2.6.3. La mode des décors en draperie

Le néoclassicisme1663, multipliant les références à l’antique, privilégie les draperies qui apparaissent en guise de décor dans nombre de tableaux que les peintres copient sur les bas-reliefs antiques, les sarcophages en particulier : dès 1769, le peintre Greuze place son Septime-Sévère1664 devant une draperie à longs plis verticaux ; David en multiplie les exemples à partir de 1783 et ce devient un poncif du décor intérieur dès les années 1790. Le principe reste dans ses grandes lignes toujours le même, à cette époque du moins : la draperie est fixée dans sa partie supérieure à deux pitons dont la distance est inférieure à la largeur de la laize, ce qui entraîne des plis arrondis de haut en bas. Désormais, on va draper à l’envi sur les murs, en particulier avec de la mousseline, alors fort à la mode, mais aussi avec des étoffes plus lourdes comme des soies façonnées ou du velours de laine ou de soie. Et très rapidement, le papier peint1665 suit en les imitant : dès sa première année, Nicolas Dollfus & Cie met en collection des draperies (n° 84 et 96), complétées par des cantonnières : bleues, rouges mais aussi « en mousseline lila », annonçant le goût nouveau.
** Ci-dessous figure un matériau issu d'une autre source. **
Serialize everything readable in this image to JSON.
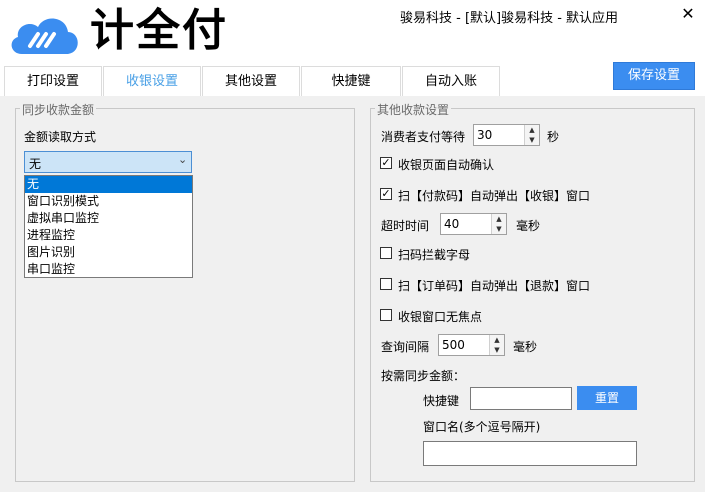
{
  "app": {
    "logo_text": "计全付",
    "window_title": "骏易科技 - [默认]骏易科技 - 默认应用",
    "close_glyph": "✕",
    "save_label": "保存设置"
  },
  "colors": {
    "accent": "#3b8df0",
    "active_tab": "#4aa0e6",
    "selection": "#0078d7"
  },
  "tabs": [
    {
      "label": "打印设置",
      "active": false
    },
    {
      "label": "收银设置",
      "active": true
    },
    {
      "label": "其他设置",
      "active": false
    },
    {
      "label": "快捷键",
      "active": false
    },
    {
      "label": "自动入账",
      "active": false
    }
  ],
  "left_group": {
    "legend": "同步收款金额",
    "read_mode_label": "金额读取方式",
    "combo_value": "无",
    "options": [
      "无",
      "窗口识别模式",
      "虚拟串口监控",
      "进程监控",
      "图片识别",
      "串口监控"
    ]
  },
  "right_group": {
    "legend": "其他收款设置",
    "wait_label": "消费者支付等待",
    "wait_value": "30",
    "wait_unit": "秒",
    "auto_confirm_label": "收银页面自动确认",
    "auto_confirm_checked": true,
    "scan_pay_label": "扫【付款码】自动弹出【收银】窗口",
    "scan_pay_checked": true,
    "timeout_label": "超时时间",
    "timeout_value": "40",
    "timeout_unit": "毫秒",
    "intercept_label": "扫码拦截字母",
    "intercept_checked": false,
    "scan_order_label": "扫【订单码】自动弹出【退款】窗口",
    "scan_order_checked": false,
    "no_focus_label": "收银窗口无焦点",
    "no_focus_checked": false,
    "query_label": "查询间隔",
    "query_value": "500",
    "query_unit": "毫秒",
    "on_demand_label": "按需同步金额：",
    "hotkey_label": "快捷键",
    "hotkey_value": "",
    "reset_label": "重置",
    "window_name_label": "窗口名(多个逗号隔开)",
    "window_name_value": ""
  }
}
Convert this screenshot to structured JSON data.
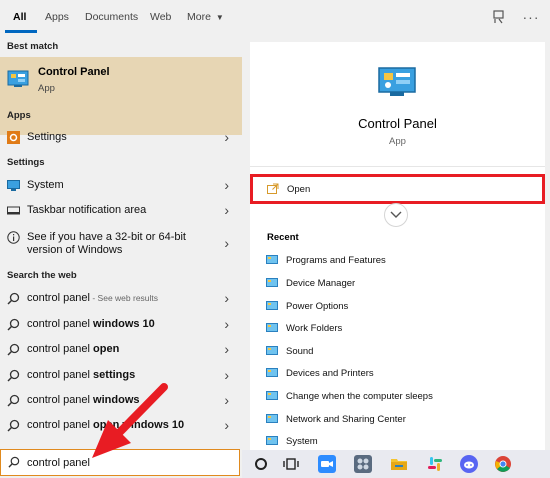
{
  "tabs": [
    {
      "label": "All",
      "active": true
    },
    {
      "label": "Apps"
    },
    {
      "label": "Documents"
    },
    {
      "label": "Web"
    },
    {
      "label": "More"
    }
  ],
  "top_icons": [
    "feedback-icon",
    "more-options-icon"
  ],
  "best_match": {
    "heading": "Best match",
    "title": "Control Panel",
    "subtitle": "App"
  },
  "apps": {
    "heading": "Apps",
    "items": [
      {
        "label": "Settings"
      }
    ]
  },
  "settings": {
    "heading": "Settings",
    "items": [
      {
        "label": "System"
      },
      {
        "label": "Taskbar notification area"
      },
      {
        "label": "See if you have a 32-bit or 64-bit version of Windows"
      }
    ]
  },
  "web": {
    "heading": "Search the web",
    "items": [
      {
        "base": "control panel",
        "bold": "",
        "hint": " - See web results"
      },
      {
        "base": "control panel ",
        "bold": "windows 10",
        "hint": ""
      },
      {
        "base": "control panel ",
        "bold": "open",
        "hint": ""
      },
      {
        "base": "control panel ",
        "bold": "settings",
        "hint": ""
      },
      {
        "base": "control panel ",
        "bold": "windows",
        "hint": ""
      },
      {
        "base": "control panel ",
        "bold": "open windows 10",
        "hint": ""
      }
    ]
  },
  "search": {
    "value": "control panel"
  },
  "detail": {
    "title": "Control Panel",
    "subtitle": "App",
    "open_label": "Open",
    "recent_heading": "Recent",
    "recent": [
      "Programs and Features",
      "Device Manager",
      "Power Options",
      "Work Folders",
      "Sound",
      "Devices and Printers",
      "Change when the computer sleeps",
      "Network and Sharing Center",
      "System"
    ]
  },
  "colors": {
    "accent": "#0067c0",
    "best_match_bg": "#e7d6b4",
    "open_highlight": "#e81c23",
    "arrow": "#e81c23"
  },
  "taskbar_icons": [
    "cortana-icon",
    "task-view-icon",
    "zoom-icon",
    "app-icon",
    "file-explorer-icon",
    "slack-icon",
    "discord-icon",
    "chrome-icon"
  ]
}
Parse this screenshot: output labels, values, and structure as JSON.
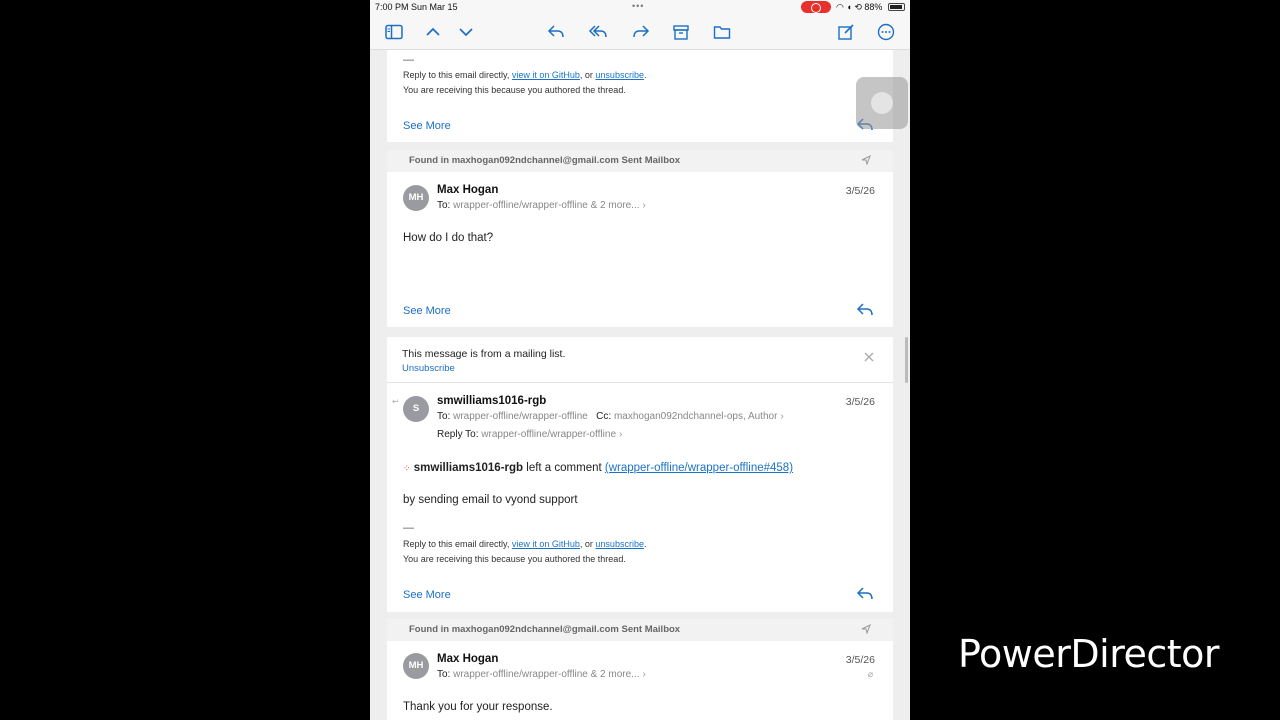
{
  "status_bar": {
    "time_date": "7:00 PM  Sun Mar 15",
    "multitask_dots": "•••",
    "battery": "88%"
  },
  "thread_top": {
    "reply_prefix": "Reply to this email directly, ",
    "view_link": "view it on GitHub",
    "or_text": ", or ",
    "unsubscribe_link": "unsubscribe",
    "period": ".",
    "receiving_note": "You are receiving this because you authored the thread.",
    "see_more": "See More"
  },
  "found_label_1": "Found in maxhogan092ndchannel@gmail.com Sent Mailbox",
  "message_1": {
    "avatar": "MH",
    "sender": "Max Hogan",
    "date": "3/5/26",
    "to_label": "To:",
    "to_value": "wrapper-offline/wrapper-offline & 2 more...",
    "body": "How do I do that?",
    "see_more": "See More"
  },
  "mailing_banner": {
    "message": "This message is from a mailing list.",
    "unsubscribe": "Unsubscribe"
  },
  "message_2": {
    "avatar": "S",
    "sender": "smwilliams1016-rgb",
    "date": "3/5/26",
    "to_label": "To:",
    "to_value": "wrapper-offline/wrapper-offline",
    "cc_label": "Cc:",
    "cc_value": "maxhogan092ndchannel-ops, Author",
    "reply_to_label": "Reply To:",
    "reply_to_value": "wrapper-offline/wrapper-offline",
    "comment_user": "smwilliams1016-rgb",
    "comment_action": " left a comment ",
    "comment_link": "(wrapper-offline/wrapper-offline#458)",
    "body": "by sending email to vyond support",
    "dash": "—",
    "reply_prefix": "Reply to this email directly, ",
    "view_link": "view it on GitHub",
    "or_text": ", or ",
    "unsubscribe_link": "unsubscribe",
    "period": ".",
    "receiving_note": "You are receiving this because you authored the thread.",
    "see_more": "See More"
  },
  "found_label_2": "Found in maxhogan092ndchannel@gmail.com Sent Mailbox",
  "message_3": {
    "avatar": "MH",
    "sender": "Max Hogan",
    "date": "3/5/26",
    "to_label": "To:",
    "to_value": "wrapper-offline/wrapper-offline & 2 more...",
    "body": "Thank you for your response."
  },
  "watermark": "PowerDirector",
  "colors": {
    "accent": "#1b6fc5",
    "record": "#e8312b"
  }
}
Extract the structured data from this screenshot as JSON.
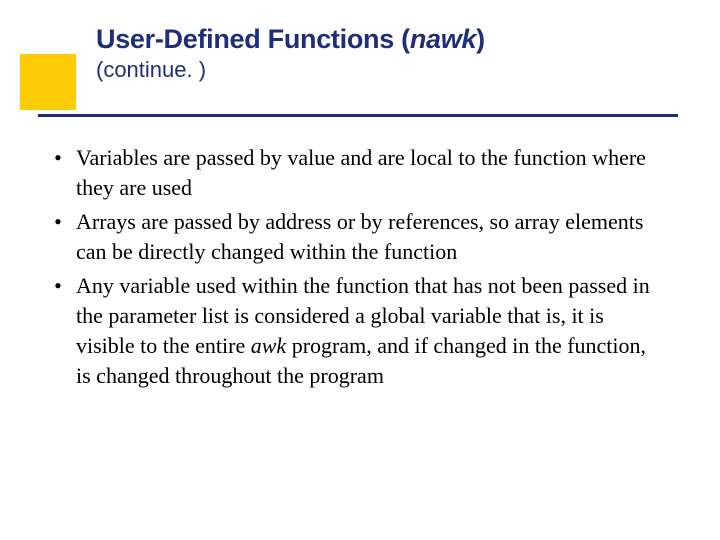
{
  "slide": {
    "title_main": "User-Defined Functions (",
    "title_italic": "nawk",
    "title_close": ")",
    "subtitle": "(continue. )",
    "bullets": [
      {
        "text": "Variables are passed by value and are local to the function where they are used"
      },
      {
        "text": "Arrays are passed by address or by references, so array elements can be directly changed within the function"
      },
      {
        "prefix": "Any variable used within the function that has not been passed in the parameter list is considered a global variable that is, it is visible to the entire ",
        "italic": "awk",
        "suffix": " program, and if changed in the function, is changed throughout the program"
      }
    ]
  }
}
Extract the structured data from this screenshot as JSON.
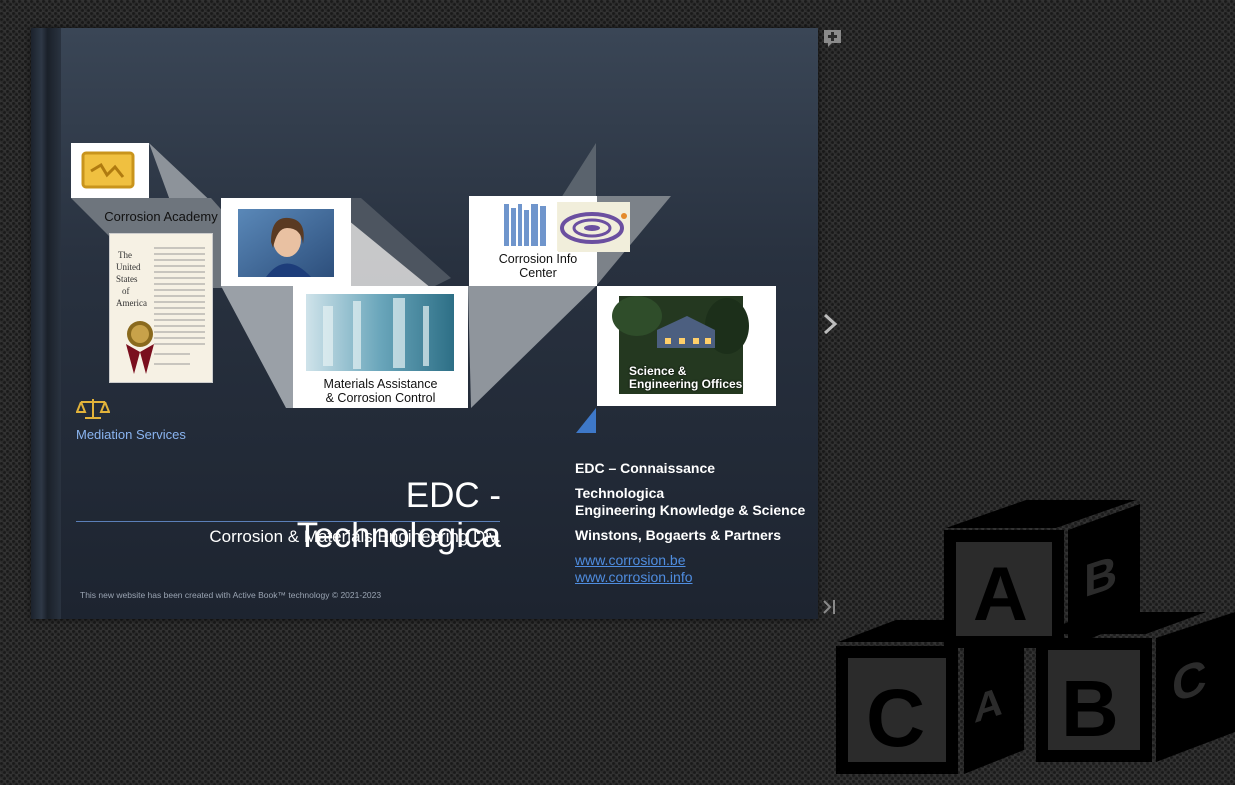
{
  "book": {
    "left_panel": {
      "corrosion_academy": "Corrosion Academy",
      "materials_assistance": [
        "Materials Assistance",
        "& Corrosion Control"
      ],
      "mediation": "Mediation Services"
    },
    "right_panel": {
      "info_center": [
        "Corrosion Info",
        "Center"
      ],
      "science_offices": [
        "Science &",
        "Engineering Offices"
      ]
    },
    "title": "EDC - Technologica",
    "subtitle": "Corrosion & Materials Engineering Div.",
    "info": {
      "line1": "EDC – Connaissance",
      "line2a": "Technologica",
      "line2b": "Engineering Knowledge & Science",
      "line3": "Winstons, Bogaerts & Partners",
      "link1": "www.corrosion.be",
      "link2": "www.corrosion.info"
    },
    "footer": "This new website has been created with Active Book™ technology  © 2021-2023"
  },
  "controls": {
    "add_icon": "add-note-icon",
    "next_icon": "chevron-right-icon",
    "last_icon": "skip-to-end-icon"
  },
  "decoration": {
    "blocks": [
      {
        "letter": "A"
      },
      {
        "letter": "B"
      },
      {
        "letter": "C"
      },
      {
        "letter": "A"
      },
      {
        "letter": "B"
      },
      {
        "letter": "C"
      }
    ]
  },
  "colors": {
    "accent": "#4f8de0",
    "gold": "#e2b33a",
    "med_text": "#8ab4f0"
  }
}
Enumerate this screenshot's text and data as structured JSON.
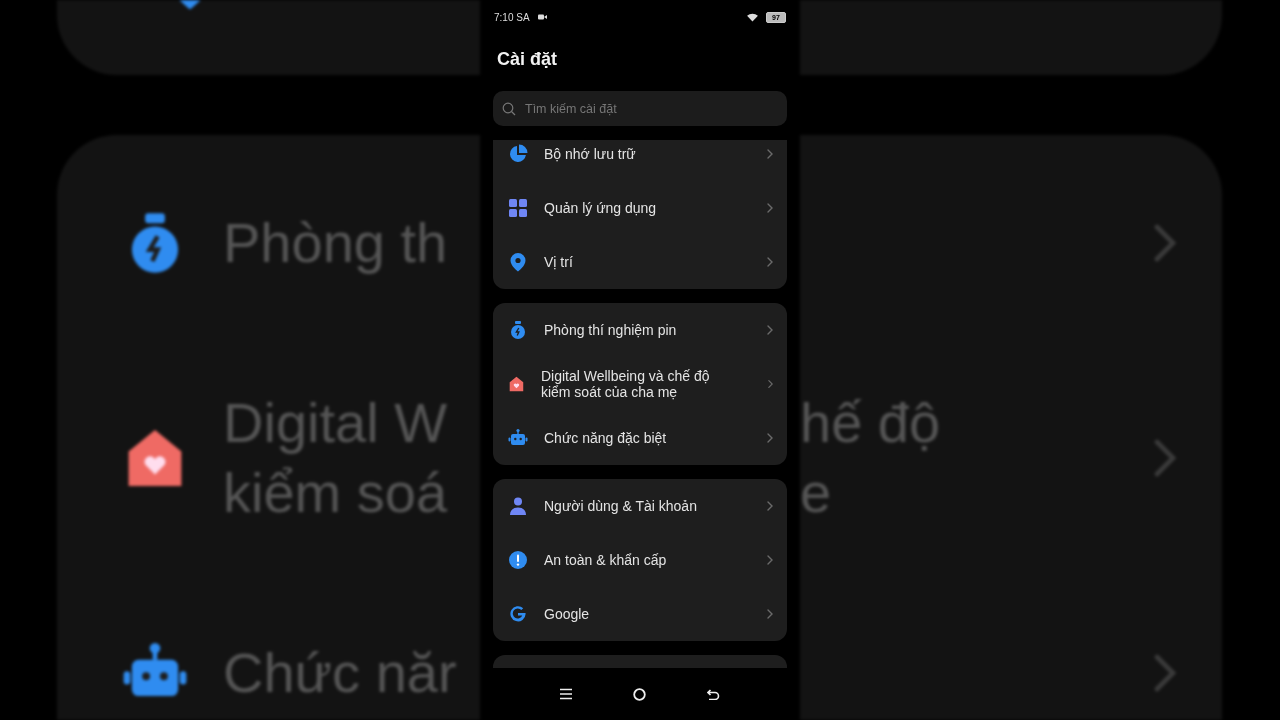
{
  "status_bar": {
    "time": "7:10 SA",
    "battery": "97"
  },
  "title": "Cài đặt",
  "search": {
    "placeholder": "Tìm kiếm cài đặt"
  },
  "groups": [
    {
      "items": [
        {
          "kind": "storage",
          "label": "Bộ nhớ lưu trữ"
        },
        {
          "kind": "apps",
          "label": "Quản lý ứng dụng"
        },
        {
          "kind": "location",
          "label": "Vị trí"
        }
      ]
    },
    {
      "items": [
        {
          "kind": "battery",
          "label": "Phòng thí nghiệm pin"
        },
        {
          "kind": "wellbeing",
          "label": "Digital Wellbeing và chế độ kiểm soát của cha mẹ"
        },
        {
          "kind": "accessibility",
          "label": "Chức năng đặc biệt"
        }
      ]
    },
    {
      "items": [
        {
          "kind": "user",
          "label": "Người dùng & Tài khoản"
        },
        {
          "kind": "safety",
          "label": "An toàn & khẩn cấp"
        },
        {
          "kind": "google",
          "label": "Google"
        }
      ]
    },
    {
      "clipped": true
    }
  ],
  "backdrop": {
    "rows": [
      {
        "kind": "battery",
        "left_lines": [
          "Phòng th"
        ],
        "right_lines": []
      },
      {
        "kind": "wellbeing",
        "left_lines": [
          "Digital W",
          "kiểm soá"
        ],
        "right_lines": [
          "hế độ",
          "e"
        ]
      },
      {
        "kind": "accessibility",
        "left_lines": [
          "Chức năr"
        ],
        "right_lines": []
      }
    ]
  }
}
Et quelques années plus tard, le décompte du dessinateur Darmancourt en 1800 laisse apparaître des «  franches(sic) pour une drap e 1666 ». En 1801, Madame de Genlis, rentre d’émigration et constate le « mauvais goût » ambiant : 

‘mille bizarreries. On plissoit les étoffes sur les murs au lieu de les étendre, on calculoit sans doute que de cette manière, l’aunage étoit plus considérable, et que cela étoit beaucoup plus magnifique 1667.’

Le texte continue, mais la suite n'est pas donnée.